Some are not even willing to accept his victory just yet, saying that some 300,000 provisional ballots still need to be counted.
“That’s 40 percent of the vote,” said Dora Luna, from Promise Arizona in Action, an immigrant advocacy organization. “We are demanding that Maricopa County release a public statement saying that the election should not have been decided.”
But Tuesday night, Arpaio’s main challenger, Democrat Paul Penzone, conceded and by midnight the 80-year-old law man was celebrating the imminence of a sixth term.
According to the results released by the Arizona Secretary of State, Arpaio took 53 percent of the votes on Election Night, some 88,000 votes ahead of Penzone. This is why opponents say it is key to count each and every provisional ballot, which they say multiplied in this election due to a number of irregularities at the polls.
In the meantime, Latino opponents are barely taking notice of the olive branch olive handed by Arpaio shortly after he claimed victory.
"I would hope to get together with the Latino community, if I could ever have them talk to me without screaming and threatening me," Arpaio said. "I hope to get together with the community and try to explain what we do, so that's going to be one of my missions coming up."

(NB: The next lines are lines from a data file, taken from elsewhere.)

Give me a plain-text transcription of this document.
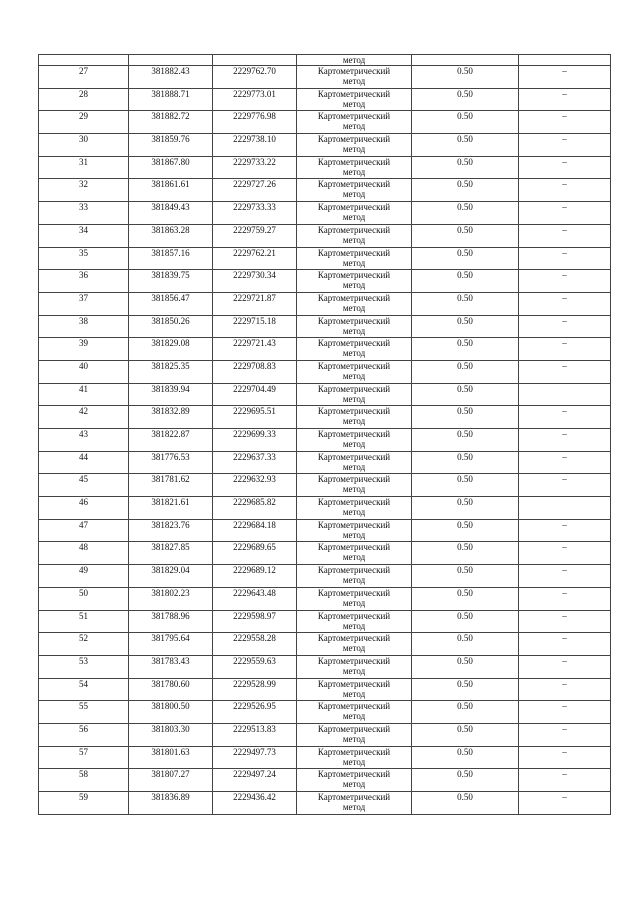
			метод		
27	381882.43	2229762.70	Картометрический
метод	0.50	–
28	381888.71	2229773.01	Картометрический
метод	0.50	–
29	381882.72	2229776.98	Картометрический
метод	0.50	–
30	381859.76	2229738.10	Картометрический
метод	0.50	–
31	381867.80	2229733.22	Картометрический
метод	0.50	–
32	381861.61	2229727.26	Картометрический
метод	0.50	–
33	381849.43	2229733.33	Картометрический
метод	0.50	–
34	381863.28	2229759.27	Картометрический
метод	0.50	–
35	381857.16	2229762.21	Картометрический
метод	0.50	–
36	381839.75	2229730.34	Картометрический
метод	0.50	–
37	381856.47	2229721.87	Картометрический
метод	0.50	–
38	381850.26	2229715.18	Картометрический
метод	0.50	–
39	381829.08	2229721.43	Картометрический
метод	0.50	–
40	381825.35	2229708.83	Картометрический
метод	0.50	–
41	381839.94	2229704.49	Картометрический
метод	0.50	
42	381832.89	2229695.51	Картометрический
метод	0.50	–
43	381822.87	2229699.33	Картометрический
метод	0.50	–
44	381776.53	2229637.33	Картометрический
метод	0.50	–
45	381781.62	2229632.93	Картометрический
метод	0.50	–
46	381821.61	2229685.82	Картометрический
метод	0.50	
47	381823.76	2229684.18	Картометрический
метод	0.50	–
48	381827.85	2229689.65	Картометрический
метод	0.50	–
49	381829.04	2229689.12	Картометрический
метод	0.50	–
50	381802.23	2229643.48	Картометрический
метод	0.50	–
51	381788.96	2229598.97	Картометрический
метод	0.50	–
52	381795.64	2229558.28	Картометрический
метод	0.50	–
53	381783.43	2229559.63	Картометрический
метод	0.50	–
54	381780.60	2229528.99	Картометрический
метод	0.50	–
55	381800.50	2229526.95	Картометрический
метод	0.50	–
56	381803.30	2229513.83	Картометрический
метод	0.50	–
57	381801.63	2229497.73	Картометрический
метод	0.50	–
58	381807.27	2229497.24	Картометрический
метод	0.50	–
59	381836.89	2229436.42	Картометрический
метод	0.50	–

This was a somewhat remarkable change in tone for the sturdy sheriff, who is facing a number of lawsuits by the American Civil Liberties Union (ACLU) and the U.S. Justice Department accusing him of civil rights violations and racial discrimination against Latinos.
Luna, from Promise Arizona, says it’s clear that Arpaio is finally aware of the importance of the Latino community in Maricopa County.
“That is why he wants to sit down with us, he is now scared of the power of Latinos,” she said. “He is more scared of the Latino power than we are scared of him,” she added, noting too the $8 million spent on his campaign (opponent Penzone raised just $527,000).
Arpaio has denied any discrimination or civil rights violations, and on Election Night he said he has no intention of changing his policies in his sixth term.
"I have a message for the president of the United States of America. He's gone after me from the White House, the Department of Justice, the FBI, I can go on and on. But I will continue to enforce all the laws, including illegal immigration," Arpaio told supporters. "Nothing changes."
Arpaio's war against undocumented immigrants has made him a national political figure and a lightening rod when it comes to Latino issues. He has garnered national attention for his hard-line stance against illegal immigration, in a state where Latinos account for more than 30 percent of the population.
“Let’s see what he has to say,” said Luna about the hypothetical sit-down with Arpaio. “Let’s see what kind of drama he wants to bring this time to the media. He is someone who cares more for his public figure than for public safety,” she added.